PHY34 is an inhibitor that inhibits ATP6V0A2 and CAS thereby inhibiting autophagy, and has a nanomolar effect. What’s more, it inhibits cancer cell growth by inducing apoptosis and inhibits tumor growth in xenograft models. Therefore, it can be used for research on high grade serous ovarian cancer.

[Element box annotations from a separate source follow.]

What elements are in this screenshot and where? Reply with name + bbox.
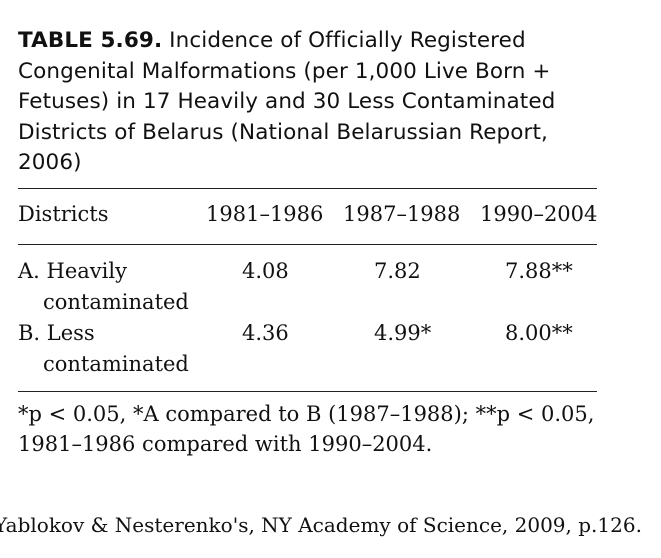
table-footnote: *p < 0.05, *A compared to B (1987–1988);…: [18, 399, 618, 459]
cell-b-1990-2004: 8.00**: [505, 321, 573, 345]
table-caption: TABLE 5.69. Incidence of Officially Regi…: [18, 26, 603, 179]
source-citation: Yablokov & Nesterenko's, NY Academy of S…: [0, 513, 642, 537]
column-header-districts: Districts: [18, 202, 109, 226]
column-header-1990-2004: 1990–2004: [480, 202, 598, 226]
row-name-line1: B. Less: [18, 321, 95, 345]
row-name-line1: A. Heavily: [18, 259, 127, 283]
footnote-line1: *p < 0.05, *A compared to B (1987–1988);…: [18, 402, 595, 426]
table-bottom-rule: [18, 391, 597, 392]
cell-a-1990-2004: 7.88**: [505, 259, 573, 283]
table-header-rule: [18, 244, 597, 245]
column-header-1987-1988: 1987–1988: [343, 202, 461, 226]
cell-b-1987-1988: 4.99*: [374, 321, 432, 345]
row-name-line2: contaminated: [43, 290, 189, 314]
table-row-heavily-contaminated: A. Heavily contaminated: [18, 256, 208, 318]
cell-a-1981-1986: 4.08: [242, 259, 289, 283]
table-label: TABLE 5.69.: [18, 28, 163, 53]
column-header-1981-1986: 1981–1986: [206, 202, 324, 226]
table-row-less-contaminated: B. Less contaminated: [18, 318, 208, 380]
table-title: Incidence of Officially Registered Conge…: [18, 28, 556, 175]
cell-b-1981-1986: 4.36: [242, 321, 289, 345]
footnote-line2: 1981–1986 compared with 1990–2004.: [18, 432, 433, 456]
table-top-rule: [18, 188, 597, 189]
cell-a-1987-1988: 7.82: [374, 259, 421, 283]
row-name-line2: contaminated: [43, 352, 189, 376]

In vitro, PHY34 (0.001 nM-50 μM, 72 h) inhibits various cancer cells growth with nanomolar potency through activation of apoptosis based on enhanced cPARP levels and has the highest potency in HGSOC cell lines. Morever, PHY34 (100 nM; 24 h) blocks the final breakdown of the autolysosomes in OVCAR8 at 100 nM. And it has the same effect in OVCAR3 at 1 μM. Not only PHY34 (10 nM, 24 h) inhibits the late-stage autophagy that precedes apoptosis induction in OVCAR8, but also PHY34 (100 nM, 48 h) inhibits the late-stage autophagy that precedes apoptosis induction in OVCAR3. In addition, PHY34 (0.01 nM-2 μM, 72 h) induces cell death in the presence of wild-type V0A2, but not V823I mutants in H4 cell. And, PHY34 (10, 100 nM; 48 h, 72 h) changes subcellular localization of nuclear multiple proteins. PHY34 (20 μM, 1 h) binds specificity with ATP6V0A2 subunit. In vivo, PHY34 (0.75 mg/kg, i.p., 3 times a week for 3 weeks) inhibits tumor growth and reduces Ki67 expression in tumor tissue in a female nude mouse tumor bearing model constructed by OVCAR8.
In conclusion, PHY34 is an autophagy inhibitor and can be used for research on ovarian cancer.
Reference
[1]. Mol Cancer Ther. 2018 Oct;17(10):2123-213.
[2]. Cell Death Dis. 2022 Jan 10;13(1):45.